Jay may not be able to answer each question due to the volume expected during this event. Our moderators will post many of the unanswered questions in other discussion forums shortly after the event. This event lasts through June 8. Visit this forum often to view responses to your questions and the questions of other community members.
How does the Cisco CSS 11000 Content Services Switch offload and process SSL Traffic when configured for One-Armed Proxy Configuration?
The SSL One-Armed Proxy configuration can be used when the customer wants to keep SSL offloading and the Layer 5 switching on the same switch. It should only be used if the customer does not require that the client browser IP address be passed to the origin server farm. Note that in this scenario, not all SSL traffic must be redirected to the SonicWALL SSL-Racks. If needed, some SSL traffic can be load balanced at layer 4 to the origin servers, while SSL traffic to other VIPs can be offloaded. This dual support is important because the web application may be written in such a way that it relies on an SSL API or other code dependency. By enabling the dual functionality, the CSS 11000 / SonicWALL SSL-Rack combination allows the graceful implementation and conversion over time.
How does the Cisco CSS 11000 Content Services Switch offload and process SSL Traffic when configured for In-Line Configuration?
The SonicWALL SSL-Rack will intercept all port 443 traffic for those IP addresses configured on it, de-encrypt it and then forward it as in-the-clear-traffic (i.e. port 81) to the CSS 11000. All port 80 traffic will be bridged transparently to the CSS 11000. It is recommended that a port other than port 80 be chosen to support the unencrypted traffic. By keeping the ports separate, it will be possible to track usage for encrypted content, and to apply additional security to the CSS 11000 to ensure that traffic that should be encrypted will not be sent in-the-clear over the Internet.

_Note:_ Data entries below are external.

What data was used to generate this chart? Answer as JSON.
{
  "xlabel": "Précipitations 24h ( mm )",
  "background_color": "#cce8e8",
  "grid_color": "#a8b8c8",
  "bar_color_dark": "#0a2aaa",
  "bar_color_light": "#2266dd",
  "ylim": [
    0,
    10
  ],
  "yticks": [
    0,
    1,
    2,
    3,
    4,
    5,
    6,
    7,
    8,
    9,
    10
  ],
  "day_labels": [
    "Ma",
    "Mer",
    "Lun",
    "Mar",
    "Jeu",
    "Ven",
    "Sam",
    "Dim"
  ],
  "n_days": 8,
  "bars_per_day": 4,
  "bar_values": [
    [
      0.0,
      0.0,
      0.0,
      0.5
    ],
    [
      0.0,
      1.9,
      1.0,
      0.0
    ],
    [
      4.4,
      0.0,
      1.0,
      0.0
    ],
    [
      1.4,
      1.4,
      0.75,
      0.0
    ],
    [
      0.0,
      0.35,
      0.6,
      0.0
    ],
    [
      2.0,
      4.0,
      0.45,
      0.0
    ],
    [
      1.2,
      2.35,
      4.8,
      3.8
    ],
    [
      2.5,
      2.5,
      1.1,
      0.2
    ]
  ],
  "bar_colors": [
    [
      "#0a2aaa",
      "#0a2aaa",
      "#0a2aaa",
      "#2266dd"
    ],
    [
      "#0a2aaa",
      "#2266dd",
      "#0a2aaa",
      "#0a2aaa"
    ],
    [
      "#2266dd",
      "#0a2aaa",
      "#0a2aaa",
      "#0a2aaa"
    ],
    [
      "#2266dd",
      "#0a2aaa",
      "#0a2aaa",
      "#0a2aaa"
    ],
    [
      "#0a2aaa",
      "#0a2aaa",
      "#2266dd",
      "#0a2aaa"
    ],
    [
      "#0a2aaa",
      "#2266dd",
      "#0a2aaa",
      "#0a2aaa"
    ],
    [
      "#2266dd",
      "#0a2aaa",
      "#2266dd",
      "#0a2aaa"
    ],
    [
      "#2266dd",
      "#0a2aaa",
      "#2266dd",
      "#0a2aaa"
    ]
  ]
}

The CSS 11000 will not have any port 443 content rules defined since all traffic that terminates on it is de-encrypted, so all content rules for HTTP traffic can be layer 5 rules. The CSS 11000 should be configured with at least one content rule for each VIP/port combination defined in the SonicWALL SSL-Rack.
How do I offload the demanding SSL encryption/de-encryption from my origin web servers? Does Cisco have a solution to offload this traffic?
Yes. The Cisco/SonicWALL SSL Optimization Solution provides Web hosters, Service Providers, enterprises and e-businesses with a high-performance SSL traffic management solution that improves Web site performance and operational efficiencies for both secure and non-secure traffic. The solution features two integrated components, the Cisco CSS 11000 series content services switch (for Layer 5-7 intelligent load-balancing) and the SonicWALL SSL-Rack (for SSL decryption/encryption).
SSL transactions on my server are really processor intensive? Any recommendations on how to optimize SSL transactions?
Yes, You could use an intelligent switch to load balance SSL traffic to SSL terminators that are specifically designed to optimize all SSL transactions, this would offload your servers from having to handle any SSL transactions and let them process the most important traffic that they get...the actual purchase.